Towheaded Julian wandered over to them and said to Sissy, “May I have a biscuit, Mummy?” Then, catching a glimpse of Kick’s red face, he asked in such a proper manner that Kick blushed at the absurdity of the moment, “Are you all right, Miss Kennedy?”
Sissy intervened. “She won’t be Miss Kennedy much longer, Julian. You’d better start to practice calling her Marchioness.”
Safely back in the territory of etiquette, Julian gave Kick a little bow and said, “I hope you feel better, Marchioness.” Clearly bewildered, he took a handful of digestive biscuits and rejoined the other children.
Kick and Sissy and Debo dissolved into hysterical laughter, an absolute balm on her soul. Her friends’ visit also proved essential for her housewarming preparations, as they were able to advise her on the sorts of items that would be most useful in her post-honeymoon life in a hotel in Alton near Billy’s regiment. Debo said, “I’ve never been so bored as I’ve been as an army wife, so bring plenty to read.”
Sissy removed the nicer dresses from the packed trunks, saying, “Leave those in storage. There won’t be anywhere to wear them in Alton, and while you honeymoon at Compton Place, well, I’m sure Billy won’t want you wearing much of anything,” and again Sissy and Debo exchanged amused looks.
“Sissy!” Kick said, embarrassed but also flushed with anticipation.
“She’ll likely have to dress for dinner once,” Debo pointed out. “Duke and Duchess might pop by for supper.”
“Actually, speaking of . . . all that,” Kick said, hardly able to believe she was asking, “do you know anywhere I might be able to buy some satin sheets?”

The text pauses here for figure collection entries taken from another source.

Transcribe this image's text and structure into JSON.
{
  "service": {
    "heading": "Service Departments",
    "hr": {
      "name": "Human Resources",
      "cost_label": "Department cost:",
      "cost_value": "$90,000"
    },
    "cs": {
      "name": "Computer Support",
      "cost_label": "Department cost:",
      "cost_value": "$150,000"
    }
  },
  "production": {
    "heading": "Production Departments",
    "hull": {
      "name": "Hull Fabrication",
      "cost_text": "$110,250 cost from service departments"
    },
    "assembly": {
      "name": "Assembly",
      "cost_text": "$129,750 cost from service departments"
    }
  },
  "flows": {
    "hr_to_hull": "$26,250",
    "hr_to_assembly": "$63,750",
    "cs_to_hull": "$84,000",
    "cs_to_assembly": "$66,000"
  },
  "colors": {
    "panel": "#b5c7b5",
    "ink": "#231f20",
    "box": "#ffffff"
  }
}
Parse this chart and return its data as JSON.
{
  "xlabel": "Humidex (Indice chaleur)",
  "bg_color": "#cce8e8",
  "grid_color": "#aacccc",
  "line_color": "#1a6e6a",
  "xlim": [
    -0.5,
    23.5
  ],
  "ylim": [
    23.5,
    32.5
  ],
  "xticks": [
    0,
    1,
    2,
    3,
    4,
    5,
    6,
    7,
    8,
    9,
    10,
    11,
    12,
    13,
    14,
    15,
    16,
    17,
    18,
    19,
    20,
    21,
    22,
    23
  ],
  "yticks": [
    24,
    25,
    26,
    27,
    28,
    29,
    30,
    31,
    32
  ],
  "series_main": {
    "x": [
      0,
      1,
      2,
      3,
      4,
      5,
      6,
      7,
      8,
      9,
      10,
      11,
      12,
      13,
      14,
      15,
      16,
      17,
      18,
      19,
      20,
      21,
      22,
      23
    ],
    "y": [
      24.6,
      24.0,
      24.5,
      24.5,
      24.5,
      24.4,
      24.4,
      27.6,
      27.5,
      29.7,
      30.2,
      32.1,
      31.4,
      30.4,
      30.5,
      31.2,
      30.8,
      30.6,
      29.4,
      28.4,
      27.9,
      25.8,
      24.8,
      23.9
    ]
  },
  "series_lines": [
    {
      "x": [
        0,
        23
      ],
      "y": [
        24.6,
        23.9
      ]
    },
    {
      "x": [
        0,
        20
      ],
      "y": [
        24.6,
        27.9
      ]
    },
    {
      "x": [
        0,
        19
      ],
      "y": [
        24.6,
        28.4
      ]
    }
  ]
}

Sissy grinned and said, “They cost more than gold at Harrods because of the fabric restrictions, but I have a set to give you. Consider it a gift. David prefers cotton.”
In the evening post the next day, a brown paper parcel arrived, and inside was Kick’s very own set of freshly washed yellow satin sheets that smelled like sunshine and dried lavender, and a note in Sissy’s hand that read, “A marchioness should sleep on satin sheets. Enjoy them.”
In the same post was a short note from the duchess saying that earlier in the day, Debo had delivered Peregrine Cavendish safely into the world. “It appears our family is growing and growing, and I couldn’t be happier,” she concluded.
Kick put the note between the pages of the Book of Common Prayer and packed it to take with her into her new life.